Among the 60 defendants in the case, which was filed in the Paris Court of Appeal, are some of the richest people in Turkey, according to the report.

Doğuş Group Chairman Ferit Şahenk, Sabancı Holding board member and Akbank Chairperson Suzan Sabancı Dinçer, former media mogul and Doğan Holding owner Aydın Doğan, Limak Holding CEO and chairman of the Turkish Football Federation (TFF) Nihat Özdemir, and Zorlu Holding Chairman Ahmet Nazif Zorlu are some of the defendants, Euronews said.

The defendants, who bought companies that had belonged to the Uzan Group and were then seized by the TMSF, are accused of “fraud and gaining unearned income.” The plaintiffs argue that €68.9 billion is required to compensate for the damage they suffered due to the sales since 2005, according to the report.

The first hearing is expected to take place in either late 2021 or early 2022.

Cem Uzan, who fled Turkey for France due to pressure from the government of then-prime minister and current President Recep Tayyip Erdoğan, of whom he was a political opponent, has previously defeated Turkey in European courts.

The businessman was granted political asylum in France.

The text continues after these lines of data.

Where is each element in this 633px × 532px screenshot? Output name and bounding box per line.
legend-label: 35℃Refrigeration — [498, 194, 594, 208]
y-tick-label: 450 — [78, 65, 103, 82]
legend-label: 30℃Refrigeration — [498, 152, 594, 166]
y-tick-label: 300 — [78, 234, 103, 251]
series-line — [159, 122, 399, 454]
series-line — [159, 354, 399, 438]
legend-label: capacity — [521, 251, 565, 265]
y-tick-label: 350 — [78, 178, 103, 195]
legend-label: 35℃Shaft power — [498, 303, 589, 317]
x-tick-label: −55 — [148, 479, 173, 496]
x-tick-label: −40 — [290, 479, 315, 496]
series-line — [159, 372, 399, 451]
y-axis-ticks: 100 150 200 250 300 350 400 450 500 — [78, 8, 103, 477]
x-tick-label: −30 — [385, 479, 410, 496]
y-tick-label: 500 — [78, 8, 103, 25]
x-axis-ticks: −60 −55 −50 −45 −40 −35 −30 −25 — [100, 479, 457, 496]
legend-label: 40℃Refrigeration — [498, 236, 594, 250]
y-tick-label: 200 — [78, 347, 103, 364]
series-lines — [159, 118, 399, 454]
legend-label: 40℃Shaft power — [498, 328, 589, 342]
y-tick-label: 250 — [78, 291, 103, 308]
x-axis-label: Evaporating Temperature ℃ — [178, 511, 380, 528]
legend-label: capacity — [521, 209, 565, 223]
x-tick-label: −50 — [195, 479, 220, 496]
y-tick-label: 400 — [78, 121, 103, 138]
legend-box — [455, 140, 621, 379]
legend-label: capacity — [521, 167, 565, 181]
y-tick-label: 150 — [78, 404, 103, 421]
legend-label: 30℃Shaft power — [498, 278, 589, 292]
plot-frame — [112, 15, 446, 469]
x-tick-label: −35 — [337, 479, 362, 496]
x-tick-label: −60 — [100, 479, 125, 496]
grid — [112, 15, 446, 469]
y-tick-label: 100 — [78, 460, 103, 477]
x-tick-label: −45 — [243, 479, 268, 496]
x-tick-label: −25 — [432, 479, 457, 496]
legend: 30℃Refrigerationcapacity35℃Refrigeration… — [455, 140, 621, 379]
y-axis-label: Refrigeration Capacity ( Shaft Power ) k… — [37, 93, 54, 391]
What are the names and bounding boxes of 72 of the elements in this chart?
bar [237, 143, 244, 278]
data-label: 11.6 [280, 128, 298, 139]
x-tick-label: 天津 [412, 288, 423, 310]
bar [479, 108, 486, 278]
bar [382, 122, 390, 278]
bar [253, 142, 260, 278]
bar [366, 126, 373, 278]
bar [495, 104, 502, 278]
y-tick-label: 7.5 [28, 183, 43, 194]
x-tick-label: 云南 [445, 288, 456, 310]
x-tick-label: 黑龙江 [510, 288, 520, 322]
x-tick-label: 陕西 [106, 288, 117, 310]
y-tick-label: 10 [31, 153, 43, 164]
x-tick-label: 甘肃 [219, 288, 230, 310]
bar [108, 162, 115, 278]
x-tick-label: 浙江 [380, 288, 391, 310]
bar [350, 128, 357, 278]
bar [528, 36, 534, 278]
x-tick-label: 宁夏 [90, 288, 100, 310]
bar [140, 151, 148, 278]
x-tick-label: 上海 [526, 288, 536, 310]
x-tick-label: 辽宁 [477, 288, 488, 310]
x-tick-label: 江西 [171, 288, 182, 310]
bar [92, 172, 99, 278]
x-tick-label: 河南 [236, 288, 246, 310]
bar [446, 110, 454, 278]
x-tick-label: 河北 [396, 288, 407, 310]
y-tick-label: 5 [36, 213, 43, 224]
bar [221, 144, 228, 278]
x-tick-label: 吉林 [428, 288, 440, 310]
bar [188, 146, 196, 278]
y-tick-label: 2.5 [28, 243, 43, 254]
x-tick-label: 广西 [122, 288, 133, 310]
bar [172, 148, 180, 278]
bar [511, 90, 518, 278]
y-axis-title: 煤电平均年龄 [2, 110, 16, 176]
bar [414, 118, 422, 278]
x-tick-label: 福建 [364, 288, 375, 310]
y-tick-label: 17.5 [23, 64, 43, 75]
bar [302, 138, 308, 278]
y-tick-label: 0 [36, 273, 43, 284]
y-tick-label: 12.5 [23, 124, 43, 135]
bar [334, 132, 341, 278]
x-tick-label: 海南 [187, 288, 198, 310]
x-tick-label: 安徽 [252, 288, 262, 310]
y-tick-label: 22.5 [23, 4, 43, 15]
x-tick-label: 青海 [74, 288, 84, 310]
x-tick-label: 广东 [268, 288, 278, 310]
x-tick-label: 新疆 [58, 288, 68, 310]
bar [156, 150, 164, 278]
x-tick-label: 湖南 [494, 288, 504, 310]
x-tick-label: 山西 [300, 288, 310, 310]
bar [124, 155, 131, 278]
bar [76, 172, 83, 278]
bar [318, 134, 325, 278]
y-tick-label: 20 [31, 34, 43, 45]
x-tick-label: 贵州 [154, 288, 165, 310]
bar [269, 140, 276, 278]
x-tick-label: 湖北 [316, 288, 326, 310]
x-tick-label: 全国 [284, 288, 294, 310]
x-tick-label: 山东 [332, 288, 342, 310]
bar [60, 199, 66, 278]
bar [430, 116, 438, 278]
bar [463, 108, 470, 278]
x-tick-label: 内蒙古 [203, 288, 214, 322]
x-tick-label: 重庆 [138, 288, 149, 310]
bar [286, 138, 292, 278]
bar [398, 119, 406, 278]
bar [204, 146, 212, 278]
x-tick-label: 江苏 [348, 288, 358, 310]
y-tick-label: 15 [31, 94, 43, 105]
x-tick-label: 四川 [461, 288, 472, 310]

Turkish authorities later indicted him in absentia on racketeering charges and sentenced him to 23 years in prison in 2010.

As then-head of the GP, Uzan was a leading challenger to Erdoğan, whose party came to power in 2002. But his political star rose just as his family’s business empire collapsed, with Erdoğan’s government revoking the family’s right to run two power plants and taking control of two of the family’s banks.